– У Осборна всего шесть соболей, – заметил Аркадий.
– Я поражен, и уже давно, как мало вы знаете! Как могло получиться, что так много людей – прокурор Москвы, немец Унманн, сотрудники госбезопасности и милиции – благодаря вам поплатились жизнью, а вы так мало знаете, – генерал задумчиво подергал ресницу. – Шесть соболей? С помощью помощника заместителя министра торговли Менделя мы установили, что в сговоре с его покойным отцом, заместителем министра торговли, американец Осборн лет пять назад похитил еще семь соболей. Это были обыкновенные соболи из подмосковных зверосовхозов. Мендели надеялись что Осборну не удастся развести зверьков высокой породы. Младший Мендель никогда не осмелился бы помочь американцу завладеть баргузинскими соболями. Он говорил об этом сам, и я ему верю.
– Где он сейчас?
– Он покончил с собой. Слабый был человек. Однако дело в том, что Осборн заполучил семь обыкновенных соболей целых пять лет назад.
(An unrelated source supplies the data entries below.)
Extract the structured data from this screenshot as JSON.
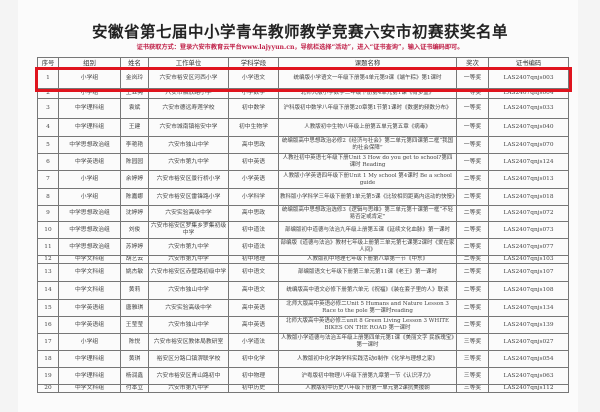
{
  "title": "安徽省第七届中小学青年教师教学竞赛六安市初赛获奖名单",
  "notice": "证书获取方式：登录六安市教育云平台www.lajyyun.cn，导航栏选择“活动”，进入“证书查询”，输入证书编码即可。",
  "headers": [
    "序号",
    "组别",
    "姓名",
    "工作单位",
    "学科学段",
    "课题名称",
    "奖次",
    "证书编码"
  ],
  "highlight_color": "#e0141e",
  "rows": [
    [
      "1",
      "小学组",
      "金岚玲",
      "六安市裕安区河西小学",
      "小学语文",
      "统编版小学语文一年级下册第4单元第9课《端午粽》第1课时",
      "一等奖",
      "LAS2407qnjs003"
    ],
    [
      "2",
      "小学组",
      "王亚亮",
      "六安市解放路小学",
      "小学数学",
      "北师大版小学数学三年级下册第4单元第1课《有多重》",
      "一等奖",
      "LAS2407qnjs004"
    ],
    [
      "3",
      "中学理科组",
      "袁斌",
      "六安市德远寿莲学校",
      "初中数学",
      "沪科版初中数学八年级下册第20章第1节第1课时《数据的频数分布》",
      "一等奖",
      "LAS2407qnjs033"
    ],
    [
      "4",
      "中学理科组",
      "王建",
      "六安市城南镇裕安中学",
      "初中生物学",
      "人教版初中生物八年级上册第五单元第五章《病毒》",
      "一等奖",
      "LAS2407qnjs040"
    ],
    [
      "5",
      "中学思想政治组",
      "李艳艳",
      "六安市独山中学",
      "高中思政",
      "统编版高中思想政治必修2《经济与社会》第二单元第四课第二框“我国的社会保障”",
      "一等奖",
      "LAS2407qnjs070"
    ],
    [
      "6",
      "中学英语组",
      "陈园园",
      "六安市第九中学",
      "初中英语",
      "人教社初中英语七年级下册Unit 3 How do you get to school?第四课时 Reading",
      "一等奖",
      "LAS2407qnjs124"
    ],
    [
      "7",
      "小学组",
      "余婷婷",
      "六安市裕安区景行桥小学",
      "小学英语",
      "人教版小学英语四年级下册Unit 1 My school 第4课时 Be a school guide",
      "二等奖",
      "LAS2407qnjs013"
    ],
    [
      "8",
      "小学组",
      "陈嘉娜",
      "六安市裕安区雷锋路小学",
      "小学科学",
      "教科版小学科学三年级下册第1单元第5课《比较相同距离内运动的快慢》",
      "二等奖",
      "LAS2407qnjs018"
    ],
    [
      "9",
      "中学思想政治组",
      "沈婷婷",
      "六安实验高级中学",
      "高中思政",
      "统编版高中思想政治选修3《逻辑与思维》第三单元第十课第一框“不轻易否定或肯定”",
      "二等奖",
      "LAS2407qnjs072"
    ],
    [
      "10",
      "中学思想政治组",
      "刘俊",
      "六安市裕安区罗集乡罗集初级中学",
      "初中道法",
      "部编版初中道德与法治九年级上册第五课《延续文化血脉》第一课时",
      "二等奖",
      "LAS2407qnjs073"
    ],
    [
      "11",
      "中学思想政治组",
      "苏婷婷",
      "六安市第九中学",
      "初中道法",
      "部编版《道德与法治》教材七年级上册第三单元第七课第2课时《爱在家人间》",
      "二等奖",
      "LAS2407qnjs077"
    ],
    [
      "12",
      "中学文科组",
      "胡艺云",
      "六安市第九中学",
      "初中地理",
      "人教版初中地理七年级下册第八章第一节《中东》",
      "二等奖",
      "LAS2407qnjs103"
    ],
    [
      "13",
      "中学文科组",
      "姚杰敏",
      "六安市裕安区赤壁路初级中学",
      "初中语文",
      "部编版语文七年级下册第三单元第11课《老王》第一课时",
      "二等奖",
      "LAS2407qnjs107"
    ],
    [
      "14",
      "中学文科组",
      "黄莉",
      "六安市独山中学",
      "高中语文",
      "统编版高中语文必修下册第六单元《祝福》《装在套子里的人》联读",
      "二等奖",
      "LAS2407qnjs108"
    ],
    [
      "15",
      "中学英语组",
      "唐雅琪",
      "六安实验高级中学",
      "高中英语",
      "北师大版高中英语必修二Unit 5 Humans and Nature Lesson 3 Race to the pole 第一课时reading",
      "二等奖",
      "LAS2407qnjs134"
    ],
    [
      "16",
      "中学英语组",
      "王莹莹",
      "六安市独山中学",
      "高中英语",
      "北师大版高中英语必修三unit 8 Green Living Lesson 3 WHITE BIKES ON THE ROAD 第一课时",
      "二等奖",
      "LAS2407qnjs139"
    ],
    [
      "17",
      "小学组",
      "陈悦",
      "六安市裕安区教体局教研室",
      "小学道法",
      "人教版小学道德与法治五年级上册第四单元第1课《美丽文字 民族瑰宝》第一课时",
      "三等奖",
      "LAS2407qnjs027"
    ],
    [
      "18",
      "中学理科组",
      "黄琪",
      "裕安区分路口镇淠联学校",
      "初中化学",
      "人教版初中化学跨学科实践活动6制作《化学与理想之家》",
      "三等奖",
      "LAS2407qnjs054"
    ],
    [
      "19",
      "中学理科组",
      "杨润鑫",
      "六安市裕安区青山路初中",
      "初中物理",
      "沪粤版初中物理八年级下册第九章第一节《认识浮力》",
      "三等奖",
      "LAS2407qnjs063"
    ],
    [
      "20",
      "中学文科组",
      "付本立",
      "六安市第九中学",
      "初中历史",
      "人教版初中历史八年级下册第一单元第2课抗美援朝",
      "三等奖",
      "LAS2407qnjs112"
    ]
  ]
}
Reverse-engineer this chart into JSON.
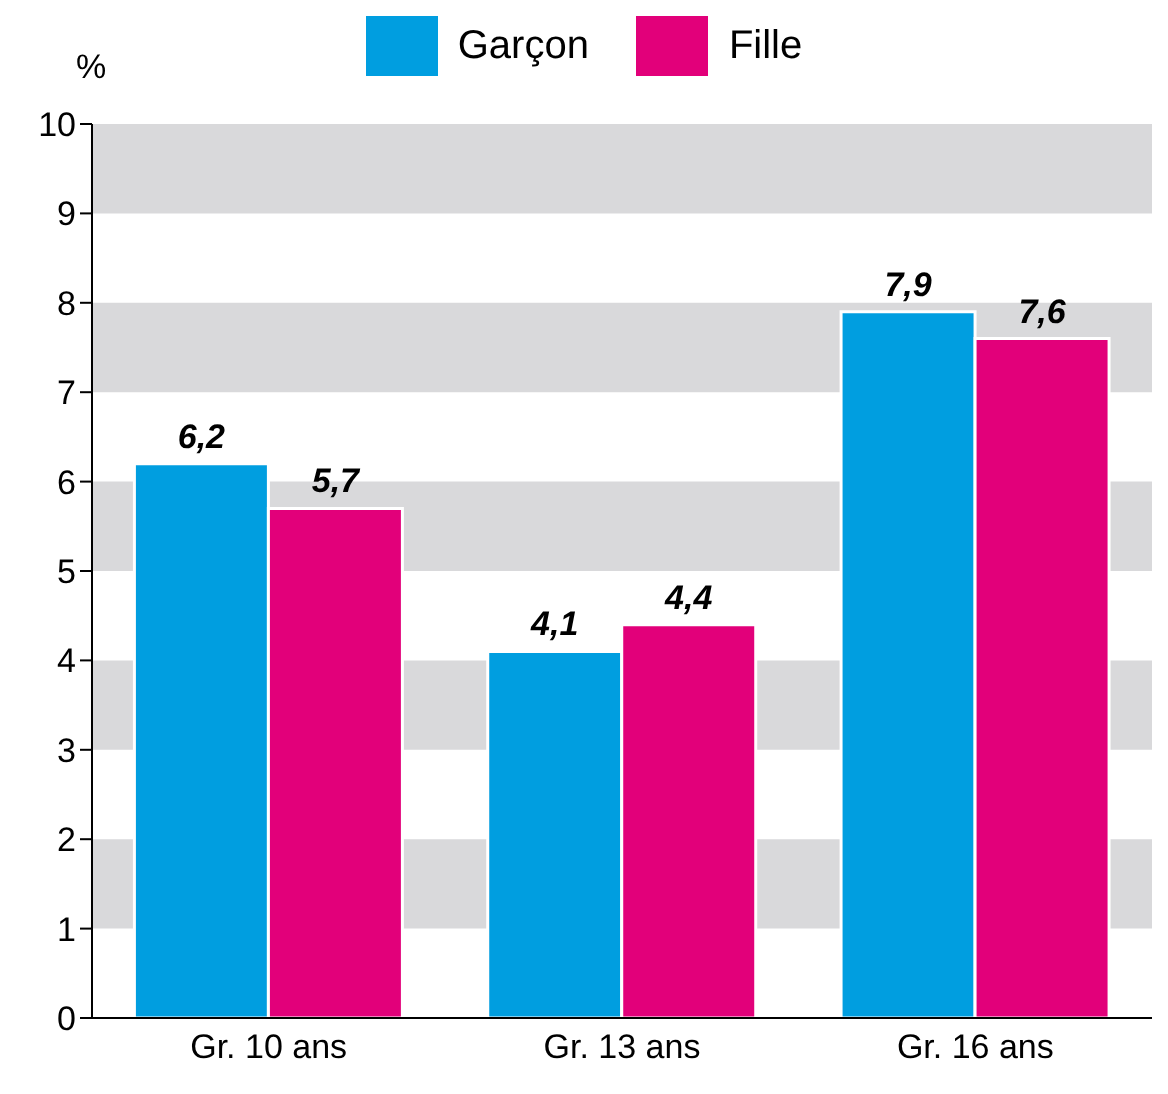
{
  "chart_data": {
    "type": "bar",
    "ylabel": "%",
    "categories": [
      "Gr. 10 ans",
      "Gr. 13 ans",
      "Gr. 16 ans"
    ],
    "series": [
      {
        "name": "Garçon",
        "color": "#009ee0",
        "values": [
          6.2,
          4.1,
          7.9
        ],
        "value_labels": [
          "6,2",
          "4,1",
          "7,9"
        ]
      },
      {
        "name": "Fille",
        "color": "#e2007a",
        "values": [
          5.7,
          4.4,
          7.6
        ],
        "value_labels": [
          "5,7",
          "4,4",
          "7,6"
        ]
      }
    ],
    "ylim": [
      0,
      10
    ],
    "yticks": [
      0,
      1,
      2,
      3,
      4,
      5,
      6,
      7,
      8,
      9,
      10
    ],
    "grid": false,
    "legend": "top",
    "bands": [
      {
        "axis": "y",
        "from": 1,
        "to": 2,
        "color": "#d9d9db"
      },
      {
        "axis": "y",
        "from": 3,
        "to": 4,
        "color": "#d9d9db"
      },
      {
        "axis": "y",
        "from": 5,
        "to": 6,
        "color": "#d9d9db"
      },
      {
        "axis": "y",
        "from": 7,
        "to": 8,
        "color": "#d9d9db"
      },
      {
        "axis": "y",
        "from": 9,
        "to": 10,
        "color": "#d9d9db"
      }
    ]
  }
}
По нашим самым скромным оценкам, средний приплод составляет пятьдесят процентов в год, так что у него сейчас имеется примерно полсотни соболей. Его сговор с сибиряком Костей Бородиным дал ему еще шесть. Шесть самцов баргузинского соболя. Если придерживаться тех же оценок, через пять лет у Осборна будет минимум двести высокопородных соболей, а через десять лет – более двух тысяч. К тому времени, боюсь, нам придется забыть о нашей исторической монополии на соболя. Гражданин Ренко, почему, по-вашему, вы все еще живы?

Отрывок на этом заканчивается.